Jeremy didn’t dial the emergency number, though – he called the nearby police station itself, telling them that he received a call from his father to say that his sister had “gone berserk” with a gun. Jeremy said that the line went dead in the middle of the conversation, and when he tried to call back, frantic, there was no activity. When asked about why he called the station, as it would have taken him longer to look up their particular number, he said he thought it would make a difference in the response time. But, in the middle of these two calls, Jeremy also phoned his girlfriend, Julie Mugford. Another strange aspect was that when he drove to the farmhouse a few minutes later, he took his time, pushing forward at a slower speed, very unlike his preferred fast drive.
Where Is Jeremy Bamber Today?
Following the murders, Jeremy Bamber began acting strangely. He appeared to be in shock and mourning at first, but as soon as his family’s wake came, he was joking and laughing with everyone around. Then, he began to sell their belongings and went on trips with his friends. It was only on September 7, 1985, a month after the murders, that Julie Mugford came forward.
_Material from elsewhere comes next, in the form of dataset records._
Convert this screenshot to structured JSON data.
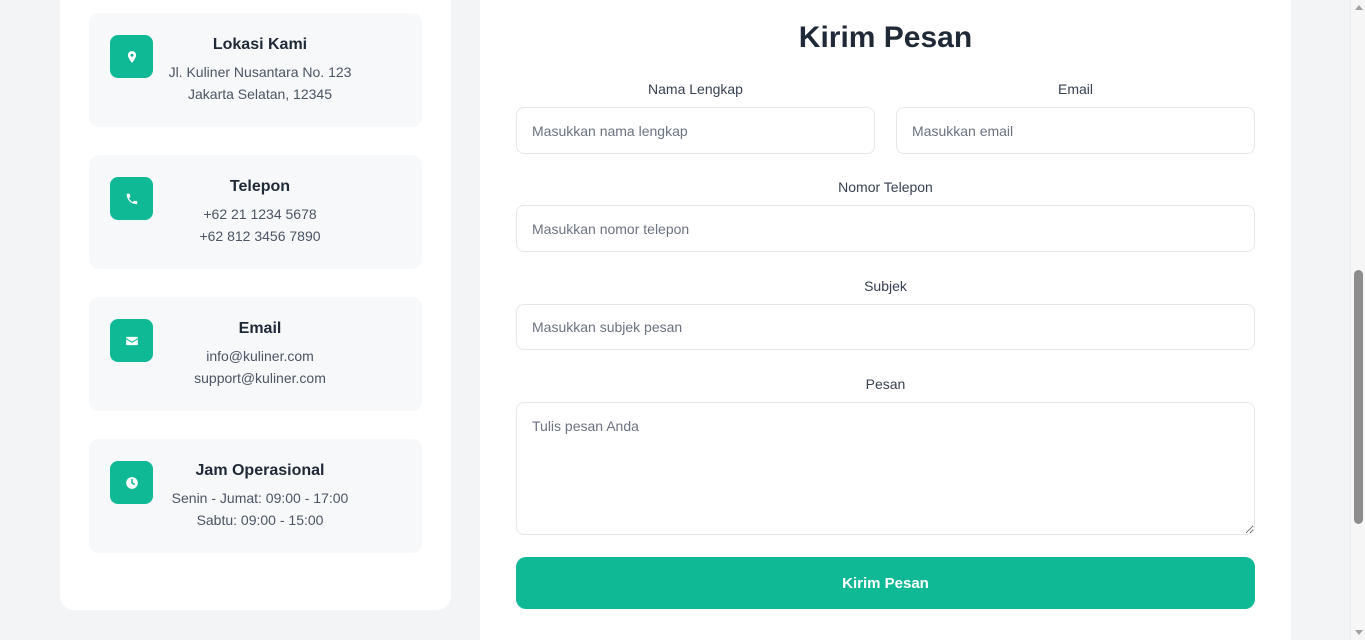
{
  "contact_info": [
    {
      "title": "Lokasi Kami",
      "lines": [
        "Jl. Kuliner Nusantara No. 123",
        "Jakarta Selatan, 12345"
      ],
      "icon": "map-pin-icon"
    },
    {
      "title": "Telepon",
      "lines": [
        "+62 21 1234 5678",
        "+62 812 3456 7890"
      ],
      "icon": "phone-icon"
    },
    {
      "title": "Email",
      "lines": [
        "info@kuliner.com",
        "support@kuliner.com"
      ],
      "icon": "envelope-icon"
    },
    {
      "title": "Jam Operasional",
      "lines": [
        "Senin - Jumat: 09:00 - 17:00",
        "Sabtu: 09:00 - 15:00"
      ],
      "icon": "clock-icon"
    }
  ],
  "form": {
    "title": "Kirim Pesan",
    "name": {
      "label": "Nama Lengkap",
      "placeholder": "Masukkan nama lengkap",
      "value": ""
    },
    "email": {
      "label": "Email",
      "placeholder": "Masukkan email",
      "value": ""
    },
    "phone": {
      "label": "Nomor Telepon",
      "placeholder": "Masukkan nomor telepon",
      "value": ""
    },
    "subject": {
      "label": "Subjek",
      "placeholder": "Masukkan subjek pesan",
      "value": ""
    },
    "message": {
      "label": "Pesan",
      "placeholder": "Tulis pesan Anda",
      "value": ""
    },
    "submit_label": "Kirim Pesan"
  },
  "colors": {
    "accent": "#10b995",
    "card_bg": "#f7f8fa",
    "page_bg": "#f3f4f6"
  }
}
She told the police that Jeremy had been talking about killing his family for a while now. He was greedy for his inheritance, hated them, and so between July to October of 1984, spoke of getting “rid of them all.” Julie admitted that she even asked Jeremy if he killed them on the day their bodies were found, and he responded with no, but one of his friends did. With that, Jeremey and his friend were both arrested for murder. The latter, though, had a solid alibi.
When Jeremy’s case went to court in October of 1986, the main questions raised were related to the call and whether there was a silencer on the gun when Shelia allegedly killed herself. The telephone company kept no records of local calls so, Jeremy’s story could not be verified. A silencer having traces of Sheila’s blood was discovered in the farmhouse’s gun cupboard three days after the bodies were. And, the prosecution believed that it would have been impossible for Sheila to shoot herself and then remain alive for long enough to remove it and place it in the cabinet. They also said that her fingers wouldn’t reach the trigger with it still attached. Therefore, with Jeremy’s fingerprints being there on the rifle as well, he was found guilty and sentenced to five life terms in prison – one for each life he took.
Jeremy Bamber was ordered to serve a minimum of 25 years in prison before being eligible for parole, but in 1994, he was informed that he would never be released. The Court of Appeal upheld this decision in 2002. Therefore, at the age of 59, he is still behind bars at Her Majesty’s Prison Wakefield in Yorkshire. Although, to this day, Jeremy maintains his innocence and works towards proving it. In June 2020, his latest appeal to get ahold of documents that could clear his name was denied by the High Court, with the judge citing that they were unable to say that the prosecutors erred in law in refusing to make the disclosure in the first place.